Some economists on the right have embraced the VAT as the least bad alternative in view of the gaping hole between government expenditures and revenue. Without it, marginal tax rates would have to double, according to the Tax Foundation, to address a deficit increasingly driven by spending to care for an aging population.

Perfect Poison

Before you conclude that a VAT is the answer to all our fiscal problems, consider some facts. “Greece collapsed in spite of a 19 percent VAT adopted in 2005,” says Veronique de Rugy, a senior research fellow at the Mercatus Center at George Mason University in Arlington, Virginia. The additional revenue from the VAT did nothing to address Greece’s indebtedness.
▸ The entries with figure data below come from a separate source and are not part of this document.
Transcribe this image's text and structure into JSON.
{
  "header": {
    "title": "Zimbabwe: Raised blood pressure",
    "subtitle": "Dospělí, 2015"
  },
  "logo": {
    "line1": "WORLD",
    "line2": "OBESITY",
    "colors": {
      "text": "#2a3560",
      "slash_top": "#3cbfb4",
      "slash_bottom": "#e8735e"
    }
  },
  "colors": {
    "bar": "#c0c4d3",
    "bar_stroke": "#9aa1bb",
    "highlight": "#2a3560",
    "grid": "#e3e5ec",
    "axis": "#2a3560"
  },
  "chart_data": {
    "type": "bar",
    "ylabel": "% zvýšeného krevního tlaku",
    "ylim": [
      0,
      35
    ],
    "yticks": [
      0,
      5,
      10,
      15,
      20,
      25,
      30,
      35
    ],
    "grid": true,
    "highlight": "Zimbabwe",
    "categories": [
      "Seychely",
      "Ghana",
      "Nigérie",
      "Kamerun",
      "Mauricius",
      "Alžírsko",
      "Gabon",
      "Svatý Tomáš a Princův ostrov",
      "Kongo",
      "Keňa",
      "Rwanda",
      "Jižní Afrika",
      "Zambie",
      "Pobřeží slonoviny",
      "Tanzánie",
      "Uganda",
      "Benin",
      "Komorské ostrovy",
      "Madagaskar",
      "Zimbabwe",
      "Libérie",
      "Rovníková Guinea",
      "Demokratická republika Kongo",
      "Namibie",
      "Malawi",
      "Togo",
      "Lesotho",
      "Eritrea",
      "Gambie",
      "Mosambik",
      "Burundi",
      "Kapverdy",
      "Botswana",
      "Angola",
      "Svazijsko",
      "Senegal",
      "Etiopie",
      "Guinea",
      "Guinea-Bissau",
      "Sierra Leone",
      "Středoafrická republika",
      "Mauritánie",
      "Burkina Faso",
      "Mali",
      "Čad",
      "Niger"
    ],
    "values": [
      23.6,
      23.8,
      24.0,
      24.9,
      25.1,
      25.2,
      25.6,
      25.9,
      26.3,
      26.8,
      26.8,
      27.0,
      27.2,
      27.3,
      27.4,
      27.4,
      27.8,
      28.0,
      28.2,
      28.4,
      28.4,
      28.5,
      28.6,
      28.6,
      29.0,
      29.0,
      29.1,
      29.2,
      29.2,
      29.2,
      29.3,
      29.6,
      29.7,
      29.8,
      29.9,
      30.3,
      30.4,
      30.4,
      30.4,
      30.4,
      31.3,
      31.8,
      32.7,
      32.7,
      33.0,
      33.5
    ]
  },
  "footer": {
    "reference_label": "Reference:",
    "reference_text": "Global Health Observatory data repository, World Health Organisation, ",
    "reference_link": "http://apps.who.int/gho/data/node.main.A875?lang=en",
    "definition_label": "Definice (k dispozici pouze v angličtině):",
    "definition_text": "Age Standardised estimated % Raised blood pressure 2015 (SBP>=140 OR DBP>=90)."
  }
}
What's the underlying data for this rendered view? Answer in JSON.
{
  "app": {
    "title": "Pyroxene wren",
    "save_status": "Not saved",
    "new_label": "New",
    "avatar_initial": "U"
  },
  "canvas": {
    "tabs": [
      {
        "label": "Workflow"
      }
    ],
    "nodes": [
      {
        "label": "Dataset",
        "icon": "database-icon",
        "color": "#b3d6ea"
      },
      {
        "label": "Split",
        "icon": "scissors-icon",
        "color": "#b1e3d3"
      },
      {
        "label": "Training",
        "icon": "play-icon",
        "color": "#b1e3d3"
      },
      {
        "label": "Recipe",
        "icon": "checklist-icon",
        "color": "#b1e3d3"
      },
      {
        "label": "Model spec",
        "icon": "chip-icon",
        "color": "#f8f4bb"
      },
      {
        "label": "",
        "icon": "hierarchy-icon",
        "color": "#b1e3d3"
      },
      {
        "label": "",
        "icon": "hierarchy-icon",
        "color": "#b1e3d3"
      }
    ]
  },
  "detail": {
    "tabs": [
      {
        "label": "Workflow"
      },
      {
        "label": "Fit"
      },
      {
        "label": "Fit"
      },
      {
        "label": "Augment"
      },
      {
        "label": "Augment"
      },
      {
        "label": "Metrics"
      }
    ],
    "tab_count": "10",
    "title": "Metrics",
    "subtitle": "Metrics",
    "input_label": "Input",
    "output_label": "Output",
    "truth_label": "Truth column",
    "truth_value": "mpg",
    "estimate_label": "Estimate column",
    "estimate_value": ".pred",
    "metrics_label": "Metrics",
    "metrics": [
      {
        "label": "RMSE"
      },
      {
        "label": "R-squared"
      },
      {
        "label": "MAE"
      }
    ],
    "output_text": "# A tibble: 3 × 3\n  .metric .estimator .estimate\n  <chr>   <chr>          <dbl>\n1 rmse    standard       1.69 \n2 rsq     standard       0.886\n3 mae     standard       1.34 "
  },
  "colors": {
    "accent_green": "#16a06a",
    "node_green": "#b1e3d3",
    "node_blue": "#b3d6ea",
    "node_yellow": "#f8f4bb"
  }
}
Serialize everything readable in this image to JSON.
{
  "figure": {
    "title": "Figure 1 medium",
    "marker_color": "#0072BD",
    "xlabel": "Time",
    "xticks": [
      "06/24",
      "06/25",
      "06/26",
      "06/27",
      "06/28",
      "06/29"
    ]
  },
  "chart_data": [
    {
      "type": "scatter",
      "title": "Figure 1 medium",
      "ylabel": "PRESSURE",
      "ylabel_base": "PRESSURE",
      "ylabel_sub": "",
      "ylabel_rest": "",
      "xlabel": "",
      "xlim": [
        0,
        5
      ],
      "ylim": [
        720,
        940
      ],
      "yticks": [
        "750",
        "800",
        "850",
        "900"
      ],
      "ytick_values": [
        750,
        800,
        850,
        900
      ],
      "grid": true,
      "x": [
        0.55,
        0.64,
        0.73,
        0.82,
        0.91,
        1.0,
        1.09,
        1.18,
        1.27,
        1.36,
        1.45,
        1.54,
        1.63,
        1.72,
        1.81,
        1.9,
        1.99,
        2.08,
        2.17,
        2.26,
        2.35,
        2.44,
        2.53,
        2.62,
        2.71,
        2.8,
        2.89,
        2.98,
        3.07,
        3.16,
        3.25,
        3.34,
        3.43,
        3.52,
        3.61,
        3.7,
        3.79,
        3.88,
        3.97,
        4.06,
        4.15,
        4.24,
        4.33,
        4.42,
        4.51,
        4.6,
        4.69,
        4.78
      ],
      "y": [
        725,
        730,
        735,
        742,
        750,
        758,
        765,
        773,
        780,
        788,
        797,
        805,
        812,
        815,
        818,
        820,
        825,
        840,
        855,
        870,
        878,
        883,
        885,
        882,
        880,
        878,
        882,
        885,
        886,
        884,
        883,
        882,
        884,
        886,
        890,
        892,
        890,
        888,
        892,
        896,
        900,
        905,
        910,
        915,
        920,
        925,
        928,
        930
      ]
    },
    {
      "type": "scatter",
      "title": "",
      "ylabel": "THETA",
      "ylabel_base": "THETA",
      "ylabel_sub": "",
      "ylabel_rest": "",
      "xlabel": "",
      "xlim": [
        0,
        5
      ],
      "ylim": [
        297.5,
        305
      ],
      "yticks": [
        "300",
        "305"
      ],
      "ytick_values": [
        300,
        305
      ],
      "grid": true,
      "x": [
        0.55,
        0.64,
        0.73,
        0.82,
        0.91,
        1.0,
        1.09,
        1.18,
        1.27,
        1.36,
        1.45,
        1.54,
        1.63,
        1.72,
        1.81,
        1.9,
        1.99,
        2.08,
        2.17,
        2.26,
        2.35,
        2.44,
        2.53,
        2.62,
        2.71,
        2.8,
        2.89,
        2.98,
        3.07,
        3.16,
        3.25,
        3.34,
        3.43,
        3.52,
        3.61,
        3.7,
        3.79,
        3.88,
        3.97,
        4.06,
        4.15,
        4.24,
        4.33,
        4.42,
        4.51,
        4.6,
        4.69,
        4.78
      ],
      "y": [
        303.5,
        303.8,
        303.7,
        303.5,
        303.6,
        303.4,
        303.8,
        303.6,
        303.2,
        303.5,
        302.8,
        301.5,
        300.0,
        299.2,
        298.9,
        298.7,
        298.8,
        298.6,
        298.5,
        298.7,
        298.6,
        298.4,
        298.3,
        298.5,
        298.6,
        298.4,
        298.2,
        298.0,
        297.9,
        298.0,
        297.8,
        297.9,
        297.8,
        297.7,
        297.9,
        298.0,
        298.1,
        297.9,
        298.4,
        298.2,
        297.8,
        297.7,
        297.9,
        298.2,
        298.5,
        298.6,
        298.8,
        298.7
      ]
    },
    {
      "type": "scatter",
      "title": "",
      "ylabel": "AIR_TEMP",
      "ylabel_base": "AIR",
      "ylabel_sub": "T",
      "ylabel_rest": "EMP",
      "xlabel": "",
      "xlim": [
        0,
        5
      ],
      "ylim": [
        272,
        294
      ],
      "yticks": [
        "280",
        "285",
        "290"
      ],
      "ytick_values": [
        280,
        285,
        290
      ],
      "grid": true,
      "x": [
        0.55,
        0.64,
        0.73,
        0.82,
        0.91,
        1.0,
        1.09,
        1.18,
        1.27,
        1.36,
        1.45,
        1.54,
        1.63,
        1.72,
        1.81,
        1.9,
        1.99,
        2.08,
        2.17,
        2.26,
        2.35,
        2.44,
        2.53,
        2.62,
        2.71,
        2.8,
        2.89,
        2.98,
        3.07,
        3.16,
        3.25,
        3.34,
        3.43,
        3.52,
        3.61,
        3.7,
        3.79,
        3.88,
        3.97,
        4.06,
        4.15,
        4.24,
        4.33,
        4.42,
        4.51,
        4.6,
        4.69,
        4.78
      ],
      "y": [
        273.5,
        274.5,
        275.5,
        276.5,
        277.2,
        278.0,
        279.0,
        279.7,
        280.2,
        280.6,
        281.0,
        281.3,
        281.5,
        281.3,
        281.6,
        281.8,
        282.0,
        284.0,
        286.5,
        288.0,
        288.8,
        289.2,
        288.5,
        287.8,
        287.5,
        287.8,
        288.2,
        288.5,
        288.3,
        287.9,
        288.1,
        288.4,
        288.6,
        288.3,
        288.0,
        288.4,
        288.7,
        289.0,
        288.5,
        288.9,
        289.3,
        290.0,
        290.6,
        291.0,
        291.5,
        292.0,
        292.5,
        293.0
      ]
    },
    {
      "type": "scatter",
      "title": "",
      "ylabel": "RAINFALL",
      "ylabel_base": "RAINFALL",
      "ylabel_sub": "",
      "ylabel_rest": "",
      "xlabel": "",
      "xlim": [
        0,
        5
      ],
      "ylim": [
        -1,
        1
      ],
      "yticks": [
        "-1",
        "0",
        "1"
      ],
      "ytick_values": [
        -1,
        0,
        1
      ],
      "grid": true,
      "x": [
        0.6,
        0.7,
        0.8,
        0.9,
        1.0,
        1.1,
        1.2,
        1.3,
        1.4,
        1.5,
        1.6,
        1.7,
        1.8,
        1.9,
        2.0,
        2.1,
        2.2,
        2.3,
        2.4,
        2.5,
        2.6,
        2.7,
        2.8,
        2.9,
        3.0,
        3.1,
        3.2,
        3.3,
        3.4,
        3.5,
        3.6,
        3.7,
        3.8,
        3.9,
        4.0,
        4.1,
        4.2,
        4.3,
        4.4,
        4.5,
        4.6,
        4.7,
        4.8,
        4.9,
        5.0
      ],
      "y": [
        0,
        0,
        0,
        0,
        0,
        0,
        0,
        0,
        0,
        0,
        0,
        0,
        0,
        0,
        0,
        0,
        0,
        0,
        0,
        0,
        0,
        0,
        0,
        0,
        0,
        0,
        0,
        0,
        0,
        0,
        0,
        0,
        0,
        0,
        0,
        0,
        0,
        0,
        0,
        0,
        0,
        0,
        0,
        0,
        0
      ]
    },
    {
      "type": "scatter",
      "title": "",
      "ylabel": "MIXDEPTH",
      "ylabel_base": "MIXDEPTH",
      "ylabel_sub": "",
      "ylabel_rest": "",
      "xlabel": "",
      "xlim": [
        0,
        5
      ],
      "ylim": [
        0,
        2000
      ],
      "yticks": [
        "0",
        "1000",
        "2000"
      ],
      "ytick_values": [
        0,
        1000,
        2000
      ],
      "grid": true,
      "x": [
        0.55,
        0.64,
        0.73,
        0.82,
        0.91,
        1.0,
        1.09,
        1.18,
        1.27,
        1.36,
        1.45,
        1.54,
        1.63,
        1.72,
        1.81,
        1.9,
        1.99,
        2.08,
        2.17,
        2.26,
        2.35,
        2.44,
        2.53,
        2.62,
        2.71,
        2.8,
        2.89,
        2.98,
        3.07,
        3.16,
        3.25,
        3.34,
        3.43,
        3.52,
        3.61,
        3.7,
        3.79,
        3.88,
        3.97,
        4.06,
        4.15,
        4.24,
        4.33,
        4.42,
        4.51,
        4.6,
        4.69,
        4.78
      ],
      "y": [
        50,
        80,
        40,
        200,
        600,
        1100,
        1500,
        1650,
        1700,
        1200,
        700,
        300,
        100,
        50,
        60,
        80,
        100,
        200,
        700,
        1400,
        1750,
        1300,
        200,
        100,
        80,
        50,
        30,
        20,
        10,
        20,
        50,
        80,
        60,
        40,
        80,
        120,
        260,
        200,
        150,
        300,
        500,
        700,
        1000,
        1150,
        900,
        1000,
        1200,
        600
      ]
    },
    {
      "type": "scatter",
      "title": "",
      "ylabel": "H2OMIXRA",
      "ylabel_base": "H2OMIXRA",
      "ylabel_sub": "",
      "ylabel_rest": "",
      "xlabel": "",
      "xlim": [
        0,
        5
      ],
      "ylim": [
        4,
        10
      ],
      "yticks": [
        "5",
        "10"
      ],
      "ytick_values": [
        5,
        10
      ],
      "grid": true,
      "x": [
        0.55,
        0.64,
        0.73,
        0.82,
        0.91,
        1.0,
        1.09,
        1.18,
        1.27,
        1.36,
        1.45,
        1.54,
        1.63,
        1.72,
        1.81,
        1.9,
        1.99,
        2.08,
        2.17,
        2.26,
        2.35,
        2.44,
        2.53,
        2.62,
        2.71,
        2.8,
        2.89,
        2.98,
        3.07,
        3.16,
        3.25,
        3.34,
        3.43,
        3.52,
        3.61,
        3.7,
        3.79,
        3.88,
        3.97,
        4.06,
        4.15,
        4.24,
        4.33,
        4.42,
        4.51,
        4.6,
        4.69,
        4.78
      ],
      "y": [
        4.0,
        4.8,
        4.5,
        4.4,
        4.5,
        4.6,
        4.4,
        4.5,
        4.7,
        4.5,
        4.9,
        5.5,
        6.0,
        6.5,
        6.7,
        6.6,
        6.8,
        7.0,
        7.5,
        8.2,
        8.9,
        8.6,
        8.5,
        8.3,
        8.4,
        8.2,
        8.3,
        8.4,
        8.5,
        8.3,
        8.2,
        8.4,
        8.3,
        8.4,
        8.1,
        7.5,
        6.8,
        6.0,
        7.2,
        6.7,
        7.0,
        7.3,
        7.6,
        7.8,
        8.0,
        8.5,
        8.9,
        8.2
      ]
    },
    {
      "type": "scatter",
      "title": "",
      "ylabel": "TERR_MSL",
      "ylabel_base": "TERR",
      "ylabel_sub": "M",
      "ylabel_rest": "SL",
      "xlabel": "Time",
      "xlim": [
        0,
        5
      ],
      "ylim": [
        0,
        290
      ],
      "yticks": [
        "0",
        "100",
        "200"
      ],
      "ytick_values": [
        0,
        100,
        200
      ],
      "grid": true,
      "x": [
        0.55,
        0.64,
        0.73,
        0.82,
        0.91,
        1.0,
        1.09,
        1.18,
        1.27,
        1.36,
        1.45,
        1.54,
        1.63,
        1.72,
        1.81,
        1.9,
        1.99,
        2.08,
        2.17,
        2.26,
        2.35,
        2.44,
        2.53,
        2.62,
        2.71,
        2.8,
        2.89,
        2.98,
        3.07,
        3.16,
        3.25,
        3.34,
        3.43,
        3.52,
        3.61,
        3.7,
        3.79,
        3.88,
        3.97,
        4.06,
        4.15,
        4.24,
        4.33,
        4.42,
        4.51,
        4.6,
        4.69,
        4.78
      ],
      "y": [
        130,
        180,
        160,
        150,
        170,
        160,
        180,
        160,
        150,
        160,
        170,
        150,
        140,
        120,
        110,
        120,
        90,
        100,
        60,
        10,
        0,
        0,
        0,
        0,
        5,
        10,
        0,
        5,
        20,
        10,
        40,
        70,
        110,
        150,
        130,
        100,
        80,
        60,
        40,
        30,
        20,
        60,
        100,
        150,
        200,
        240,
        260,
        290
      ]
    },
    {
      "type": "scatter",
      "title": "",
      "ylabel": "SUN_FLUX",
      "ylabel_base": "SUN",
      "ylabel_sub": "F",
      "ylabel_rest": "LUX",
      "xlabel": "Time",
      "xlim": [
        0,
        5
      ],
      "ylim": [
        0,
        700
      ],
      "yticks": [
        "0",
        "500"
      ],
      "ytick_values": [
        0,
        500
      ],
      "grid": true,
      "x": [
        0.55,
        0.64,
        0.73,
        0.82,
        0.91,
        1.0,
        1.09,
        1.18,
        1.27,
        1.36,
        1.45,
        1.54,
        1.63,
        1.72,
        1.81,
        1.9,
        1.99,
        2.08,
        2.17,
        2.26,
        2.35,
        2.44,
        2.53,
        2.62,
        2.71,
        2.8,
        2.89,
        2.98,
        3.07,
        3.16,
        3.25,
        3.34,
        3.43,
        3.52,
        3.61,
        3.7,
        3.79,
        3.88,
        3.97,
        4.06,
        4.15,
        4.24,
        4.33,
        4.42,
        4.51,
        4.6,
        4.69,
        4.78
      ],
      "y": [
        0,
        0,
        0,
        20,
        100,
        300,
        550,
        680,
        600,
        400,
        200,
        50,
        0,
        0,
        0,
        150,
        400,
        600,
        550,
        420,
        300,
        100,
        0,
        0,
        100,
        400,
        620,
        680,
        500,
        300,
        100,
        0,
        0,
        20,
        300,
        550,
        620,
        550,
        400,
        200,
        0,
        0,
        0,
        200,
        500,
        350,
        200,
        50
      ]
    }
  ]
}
Does anyone think an out-of-control U.S. Congress would devote increased tax revenue to deficit reduction? (If you raised your hand, go back and reread this column from the beginning.)

Besides, “our problem is not a revenue problem,” de Rugy says. “Our problem is a spending problem. There isn’t enough (potential) tax revenue to address the spending coming our way.”

If the administration were serious about reducing the deficit, you’d see credible proposals for spending cuts teed up along with the VAT, which is “not as toxic an idea” as it once was, according to White House economic adviser Paul Volcker.

Not in theory. As an either/or proposition, a VAT is preferable to an income tax.

In practice, a VAT is a perfect poison. It would give lawmakers the means to spend in ways they can only dream about.